If you click on that tweet and look at all of the replies, you will find an interesting discussion of the current state of the taxis and ride sharing services in NYC, Chicago, London, and a bunch more cities. It seems that my experience of getting into a car and the driver having no idea where they are and where they are going is not unique. It’s happening to lots of people in lots of places.
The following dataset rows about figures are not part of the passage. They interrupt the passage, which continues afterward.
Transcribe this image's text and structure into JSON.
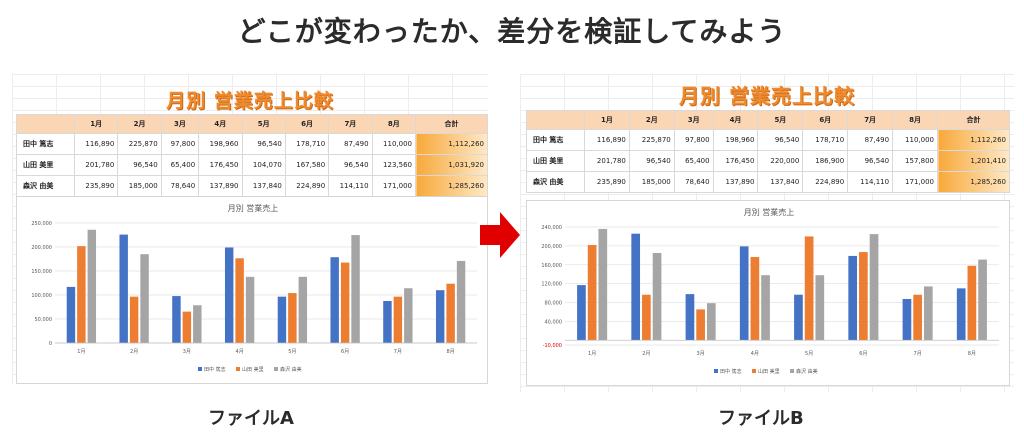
{
  "page_title": "どこが変わったか、差分を検証してみよう",
  "file_a": {
    "caption": "ファイルA",
    "sheet_title": "月別 営業売上比較",
    "headers": [
      "",
      "1月",
      "2月",
      "3月",
      "4月",
      "5月",
      "6月",
      "7月",
      "8月",
      "合計"
    ],
    "rows": [
      {
        "name": "田中 篤志",
        "values": [
          "116,890",
          "225,870",
          "97,800",
          "198,960",
          "96,540",
          "178,710",
          "87,490",
          "110,000"
        ],
        "total": "1,112,260"
      },
      {
        "name": "山田 美里",
        "values": [
          "201,780",
          "96,540",
          "65,400",
          "176,450",
          "104,070",
          "167,580",
          "96,540",
          "123,560"
        ],
        "total": "1,031,920"
      },
      {
        "name": "森沢 由美",
        "values": [
          "235,890",
          "185,000",
          "78,640",
          "137,890",
          "137,840",
          "224,890",
          "114,110",
          "171,000"
        ],
        "total": "1,285,260"
      }
    ]
  },
  "file_b": {
    "caption": "ファイルB",
    "sheet_title": "月別 営業売上比較",
    "headers": [
      "",
      "1月",
      "2月",
      "3月",
      "4月",
      "5月",
      "6月",
      "7月",
      "8月",
      "合計"
    ],
    "rows": [
      {
        "name": "田中 篤志",
        "values": [
          "116,890",
          "225,870",
          "97,800",
          "198,960",
          "96,540",
          "178,710",
          "87,490",
          "110,000"
        ],
        "total": "1,112,260"
      },
      {
        "name": "山田 美里",
        "values": [
          "201,780",
          "96,540",
          "65,400",
          "176,450",
          "220,000",
          "186,900",
          "96,540",
          "157,800"
        ],
        "total": "1,201,410"
      },
      {
        "name": "森沢 由美",
        "values": [
          "235,890",
          "185,000",
          "78,640",
          "137,890",
          "137,840",
          "224,890",
          "114,110",
          "171,000"
        ],
        "total": "1,285,260"
      }
    ]
  },
  "colors": {
    "series_1": "#4472c4",
    "series_2": "#ed7d31",
    "series_3": "#a5a5a5",
    "arrow": "#e00000",
    "title_orange": "#f08a2e"
  },
  "chart_data": [
    {
      "type": "bar",
      "title": "月別 営業売上",
      "categories": [
        "1月",
        "2月",
        "3月",
        "4月",
        "5月",
        "6月",
        "7月",
        "8月"
      ],
      "series": [
        {
          "name": "田中 篤志",
          "values": [
            116890,
            225870,
            97800,
            198960,
            96540,
            178710,
            87490,
            110000
          ]
        },
        {
          "name": "山田 美里",
          "values": [
            201780,
            96540,
            65400,
            176450,
            104070,
            167580,
            96540,
            123560
          ]
        },
        {
          "name": "森沢 由美",
          "values": [
            235890,
            185000,
            78640,
            137890,
            137840,
            224890,
            114110,
            171000
          ]
        }
      ],
      "ylim": [
        0,
        250000
      ],
      "yticks": [
        0,
        50000,
        100000,
        150000,
        200000,
        250000
      ],
      "ytick_labels": [
        "0",
        "50,000",
        "100,000",
        "150,000",
        "200,000",
        "250,000"
      ],
      "legend": "bottom",
      "grid": true
    },
    {
      "type": "bar",
      "title": "月別 営業売上",
      "categories": [
        "1月",
        "2月",
        "3月",
        "4月",
        "5月",
        "6月",
        "7月",
        "8月"
      ],
      "series": [
        {
          "name": "田中 篤志",
          "values": [
            116890,
            225870,
            97800,
            198960,
            96540,
            178710,
            87490,
            110000
          ]
        },
        {
          "name": "山田 美里",
          "values": [
            201780,
            96540,
            65400,
            176450,
            220000,
            186900,
            96540,
            157800
          ]
        },
        {
          "name": "森沢 由美",
          "values": [
            235890,
            185000,
            78640,
            137890,
            137840,
            224890,
            114110,
            171000
          ]
        }
      ],
      "ylim": [
        -10000,
        240000
      ],
      "yticks": [
        -10000,
        40000,
        80000,
        120000,
        160000,
        200000,
        240000
      ],
      "ytick_labels": [
        "-10,000",
        "40,000",
        "80,000",
        "120,000",
        "160,000",
        "200,000",
        "240,000"
      ],
      "legend": "bottom",
      "grid": true
    }
  ]
}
Now you might say, “well you should have let the driver use the GPS” and you would be right about that. But in that tweet reply stream there are plenty of stories about drivers using GPS and still getting terribly lost. When you have no idea where you are and no idea where you are going, the GPS isn’t as useful as it would seem. And then there are the issues of road work, closed streets, traffic, and other sorts of things that requires experience and local knowledge to navigate. There is a huge difference between an experienced driver who knows their way around a city and a driver just off the plane from somewhere else driving around NYC using a GPS in lieu of that local knowledge.

What has happened in NYC and apparently in many other places is the arrival of ride sharing services has increased the demand for drivers and the best drivers are moving from taxis to the higher end services and new drivers are being recruited to drive the cabs and the lower end ride sharing services. These new drivers have no training and have no idea where they are going without the GPS. And they are totally and completely reliant on the GPS. It makes me feel like the autonomous car has arrived in the form of the robotic taxi driver.

I told this story to my friend Jeremy last night and he observed that the right answer is to use the higher end ride sharing services where all the experienced drivers are now working. He said “price and quality are lining up as you would expect in a market economy.” Of course the other option is to not forget my citibike key or walk or take the subway. Which is looking like a better option more and more these days.